E. Padmalatha, S. Sailekya

Source Title: Handbook of Research on Technologies and Systems for E-Collaboration During Global Crises

DOI: 10.4018/978-1-7998-9640-1.ch015

OnDemand:

(Individual Chapters)

Available

$37.50

Current Special Offers

No Current Special Offers

Abstract

Big data analytics as well as data mining play vital roles in extracting the hidden statistics. Customary advances for investigation and extraction of hidden information from data may not exert efficiently for big data because of its complex, elevated volume nature. Data clustering is a data mining technique that exacts the useful data from the data by grouping data into clusters. In big data as the data is complex and of very large volume, individual clustering techniques may not consider all the samples, which may lead to inaccurate results. To overcome this inaccuracy, the proposed method is the combination of dynamic k-means and hierarchical clustering algorithms. This proposed method can be called a hybrid method. Being a hybrid method will overcome a few drawbacks like static k value. In this chapter, the proposed method is compared with existing algorithms by using some clustering metrics.

Chapter Preview

Top

Introduction

Big data analytics has become trend in the market and is used to perform analytics on this big data. It is used to extract hidden patterns, unknown correlations and helps organizations in decision making. Big data is the problem and Hadoop is the solution for handling big data available as an open-source framework. Clustering is one of the techniques used to extract insights from big data (Raghupathi & Raghupathi 2014). Traditional clustering techniques may not work for efficient clustering in big data. Consequently, there remains need towards plan an competent & extremely scalable clustering algorithm. This has motivated towards propose a novel algorithm called hybrid clustering algorithm for big data in Hadoop ecosystem (Katal et al., 2013). In Big data analysis characteristics individual clustering techniques like kmeans mean and hierarchical may not consider all the samples which leads to inaccurate results. K-means and hierarchical gathering techniques meet halfway because of the limitations of individual clustering algorithms. Few drawbacks of traditional clustering algorithms are k-means clustering in this algorithm it remains hard towards predict the k value, wrong prediction of k value many data points may not fit into any of the clusters; several merge split decisions and iteration in hierarchical clustering, etc. (Aggarwal & Zhai 2012).

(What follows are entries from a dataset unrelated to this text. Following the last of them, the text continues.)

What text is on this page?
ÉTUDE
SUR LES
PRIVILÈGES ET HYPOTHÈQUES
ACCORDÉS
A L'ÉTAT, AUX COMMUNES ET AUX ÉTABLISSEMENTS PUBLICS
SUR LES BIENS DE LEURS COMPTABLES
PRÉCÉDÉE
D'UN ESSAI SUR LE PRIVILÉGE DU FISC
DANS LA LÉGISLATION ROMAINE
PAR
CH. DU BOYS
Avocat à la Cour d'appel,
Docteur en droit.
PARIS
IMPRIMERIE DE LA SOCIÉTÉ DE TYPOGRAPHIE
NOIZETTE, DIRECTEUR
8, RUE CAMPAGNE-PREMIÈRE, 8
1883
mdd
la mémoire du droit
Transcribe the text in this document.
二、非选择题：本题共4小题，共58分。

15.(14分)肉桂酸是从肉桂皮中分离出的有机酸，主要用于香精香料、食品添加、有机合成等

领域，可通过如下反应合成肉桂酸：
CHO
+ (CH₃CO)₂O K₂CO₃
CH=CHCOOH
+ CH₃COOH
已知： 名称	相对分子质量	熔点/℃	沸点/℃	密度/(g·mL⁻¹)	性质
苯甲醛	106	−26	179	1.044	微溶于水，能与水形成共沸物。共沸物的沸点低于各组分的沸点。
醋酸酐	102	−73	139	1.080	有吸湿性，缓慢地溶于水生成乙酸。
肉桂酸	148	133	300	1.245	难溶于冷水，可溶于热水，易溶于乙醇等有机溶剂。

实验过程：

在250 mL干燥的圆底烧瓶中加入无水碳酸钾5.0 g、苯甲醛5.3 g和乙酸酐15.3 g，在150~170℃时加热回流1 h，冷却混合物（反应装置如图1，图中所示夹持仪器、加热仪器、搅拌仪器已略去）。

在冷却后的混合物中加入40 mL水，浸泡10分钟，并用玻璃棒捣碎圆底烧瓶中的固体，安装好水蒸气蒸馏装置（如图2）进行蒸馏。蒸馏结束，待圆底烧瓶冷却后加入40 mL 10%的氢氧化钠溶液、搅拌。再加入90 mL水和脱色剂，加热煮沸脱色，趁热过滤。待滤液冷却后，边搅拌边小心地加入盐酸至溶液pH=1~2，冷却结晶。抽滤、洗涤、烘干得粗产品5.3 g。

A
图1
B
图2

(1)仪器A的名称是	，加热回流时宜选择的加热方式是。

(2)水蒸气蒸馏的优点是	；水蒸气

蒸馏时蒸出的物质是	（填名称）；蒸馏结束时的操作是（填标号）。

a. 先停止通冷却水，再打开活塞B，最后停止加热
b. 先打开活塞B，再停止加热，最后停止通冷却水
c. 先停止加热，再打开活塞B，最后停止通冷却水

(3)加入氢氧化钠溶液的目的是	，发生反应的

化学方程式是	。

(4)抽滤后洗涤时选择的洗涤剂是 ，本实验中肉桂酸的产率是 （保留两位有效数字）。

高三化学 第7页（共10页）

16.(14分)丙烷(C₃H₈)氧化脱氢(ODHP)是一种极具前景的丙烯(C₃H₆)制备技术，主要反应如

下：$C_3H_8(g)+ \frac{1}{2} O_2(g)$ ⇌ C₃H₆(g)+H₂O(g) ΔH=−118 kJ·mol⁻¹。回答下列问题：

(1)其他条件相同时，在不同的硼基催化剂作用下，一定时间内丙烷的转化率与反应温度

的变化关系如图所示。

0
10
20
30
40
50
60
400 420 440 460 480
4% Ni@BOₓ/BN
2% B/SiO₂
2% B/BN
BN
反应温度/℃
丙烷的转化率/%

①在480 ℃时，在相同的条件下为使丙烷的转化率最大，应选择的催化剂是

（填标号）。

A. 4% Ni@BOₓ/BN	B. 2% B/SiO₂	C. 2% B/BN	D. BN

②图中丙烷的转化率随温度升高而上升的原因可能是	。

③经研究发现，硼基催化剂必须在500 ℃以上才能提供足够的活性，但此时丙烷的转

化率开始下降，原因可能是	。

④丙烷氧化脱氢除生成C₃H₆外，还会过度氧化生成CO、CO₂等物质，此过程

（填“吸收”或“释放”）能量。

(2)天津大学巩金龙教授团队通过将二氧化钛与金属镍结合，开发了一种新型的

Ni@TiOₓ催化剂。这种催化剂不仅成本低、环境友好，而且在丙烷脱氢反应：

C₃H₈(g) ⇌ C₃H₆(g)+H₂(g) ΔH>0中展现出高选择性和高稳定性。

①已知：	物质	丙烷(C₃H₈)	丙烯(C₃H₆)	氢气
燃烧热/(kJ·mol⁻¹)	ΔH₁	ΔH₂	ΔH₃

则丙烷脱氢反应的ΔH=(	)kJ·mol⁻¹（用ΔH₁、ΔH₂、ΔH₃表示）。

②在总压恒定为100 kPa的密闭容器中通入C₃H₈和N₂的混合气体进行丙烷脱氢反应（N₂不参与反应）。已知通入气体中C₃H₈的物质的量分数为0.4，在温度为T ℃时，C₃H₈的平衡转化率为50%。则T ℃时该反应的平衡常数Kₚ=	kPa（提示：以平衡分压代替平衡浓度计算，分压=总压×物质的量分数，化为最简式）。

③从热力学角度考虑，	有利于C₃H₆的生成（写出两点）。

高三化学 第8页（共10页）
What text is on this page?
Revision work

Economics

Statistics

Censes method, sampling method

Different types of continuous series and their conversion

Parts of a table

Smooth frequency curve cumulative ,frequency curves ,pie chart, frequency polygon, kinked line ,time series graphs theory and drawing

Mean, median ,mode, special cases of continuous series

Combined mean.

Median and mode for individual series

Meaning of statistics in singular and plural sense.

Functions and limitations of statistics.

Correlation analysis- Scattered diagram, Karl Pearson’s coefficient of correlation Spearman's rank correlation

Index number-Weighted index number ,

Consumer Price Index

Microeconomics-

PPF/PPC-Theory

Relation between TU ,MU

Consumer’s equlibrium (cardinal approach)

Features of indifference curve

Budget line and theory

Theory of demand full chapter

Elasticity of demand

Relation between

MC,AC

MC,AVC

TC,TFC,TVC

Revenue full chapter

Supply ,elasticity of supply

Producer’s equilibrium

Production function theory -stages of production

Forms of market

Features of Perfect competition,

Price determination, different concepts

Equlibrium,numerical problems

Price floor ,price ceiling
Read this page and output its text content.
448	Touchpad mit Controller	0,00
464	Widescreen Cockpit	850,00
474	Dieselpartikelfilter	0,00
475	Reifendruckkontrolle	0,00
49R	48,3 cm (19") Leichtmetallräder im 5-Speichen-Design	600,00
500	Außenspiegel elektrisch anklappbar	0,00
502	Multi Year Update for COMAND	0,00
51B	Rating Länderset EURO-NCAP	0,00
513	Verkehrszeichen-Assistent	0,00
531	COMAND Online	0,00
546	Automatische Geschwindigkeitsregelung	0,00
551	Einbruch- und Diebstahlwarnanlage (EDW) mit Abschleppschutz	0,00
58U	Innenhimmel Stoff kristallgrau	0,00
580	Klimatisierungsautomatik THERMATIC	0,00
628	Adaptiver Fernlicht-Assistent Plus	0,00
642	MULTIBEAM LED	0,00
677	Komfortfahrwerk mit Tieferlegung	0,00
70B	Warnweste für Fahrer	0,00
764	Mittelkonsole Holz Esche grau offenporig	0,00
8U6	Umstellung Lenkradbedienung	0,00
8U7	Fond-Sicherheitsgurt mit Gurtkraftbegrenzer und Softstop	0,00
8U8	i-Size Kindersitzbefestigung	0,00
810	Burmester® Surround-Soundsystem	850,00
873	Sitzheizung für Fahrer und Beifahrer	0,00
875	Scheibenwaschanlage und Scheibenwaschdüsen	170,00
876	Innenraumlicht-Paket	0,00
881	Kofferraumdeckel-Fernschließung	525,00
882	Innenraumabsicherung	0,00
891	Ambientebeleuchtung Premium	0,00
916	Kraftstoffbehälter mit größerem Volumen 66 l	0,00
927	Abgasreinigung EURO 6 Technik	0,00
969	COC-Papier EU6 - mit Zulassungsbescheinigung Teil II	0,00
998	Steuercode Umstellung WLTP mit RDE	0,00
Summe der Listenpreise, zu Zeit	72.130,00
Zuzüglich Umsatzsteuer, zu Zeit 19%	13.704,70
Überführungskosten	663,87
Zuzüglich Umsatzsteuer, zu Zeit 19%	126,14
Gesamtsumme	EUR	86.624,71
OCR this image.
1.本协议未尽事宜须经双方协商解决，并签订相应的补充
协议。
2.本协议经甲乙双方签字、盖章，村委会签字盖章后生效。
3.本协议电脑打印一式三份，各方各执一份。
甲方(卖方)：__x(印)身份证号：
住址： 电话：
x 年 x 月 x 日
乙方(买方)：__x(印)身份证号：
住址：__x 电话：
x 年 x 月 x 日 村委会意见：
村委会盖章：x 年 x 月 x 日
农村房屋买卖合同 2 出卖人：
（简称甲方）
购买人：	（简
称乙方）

Grouping is important device for information mining & information revelation. The aim of bunching is to discover considerable gatherings of substances moreover to divide groups framed for a dataset. Customary K-implies grouping functions admirably when functional to little datasets (Pandove & Goel 2015). Enormous datasets should be grouped through the end objective that each and all other substance or information point in the bunch is like several elements in a similar group. Grouping issues can be applied to a few bunching disciplines. The capacity towards consequently bunch comparative things empowers one to find covered up likenesses & key ideas while joining a lot of information into a couple of gatherings. This empowers clients towards fathom a lot of information. Groups can be delegated homogeneous & heterogeneous bunches. In homogeneous groups, all hubs contain comparable possessions (Firouzi et al., 2010). Heterogeneous bunches remain exploited in private server farms in which hubs have a variety of attributes moreover in which it could be hard to be familiar with hubs Embrocates (Demchenko et al., 2013).

Clustering techniques require the use of more exact meanings of perception and group likenesses. When gathering depends on ascribes, it is normal to utilize recognizable ideas of distance. An issue with this strategy is related with the estimation of distances between groups including at least two perceptions. (Fernández et al., 2014) In contrast to existing regular measurable techniques, most grouping calculations doesn’t depend on factual circulations of information and in this manner can be useful to apply when minimal earlier information exists on a specific issue (Ghazal et al., 2013) portrayed how the quantity of emphases can be diminished by parceling a dataset into covering subsets and by just emphasizing information objects inside covering zones (Battré et al., 2010)

The remainder of this works remains organized as follows. The ‘History' section contains relevant surveys on the subject of Big data clustering. We provide a background on Apache Spark in ‘Research Paper' The section under 'Study Design' describes the survey's research methods. The section ‘Survey Methods' goes through the various Spark clustering algorithms. We provide our analysis on clustering large data with Spark and upcoming projects in ‘Discussion and Future Directions.' Lastly, in ‘Findings,' bring the paper to be close.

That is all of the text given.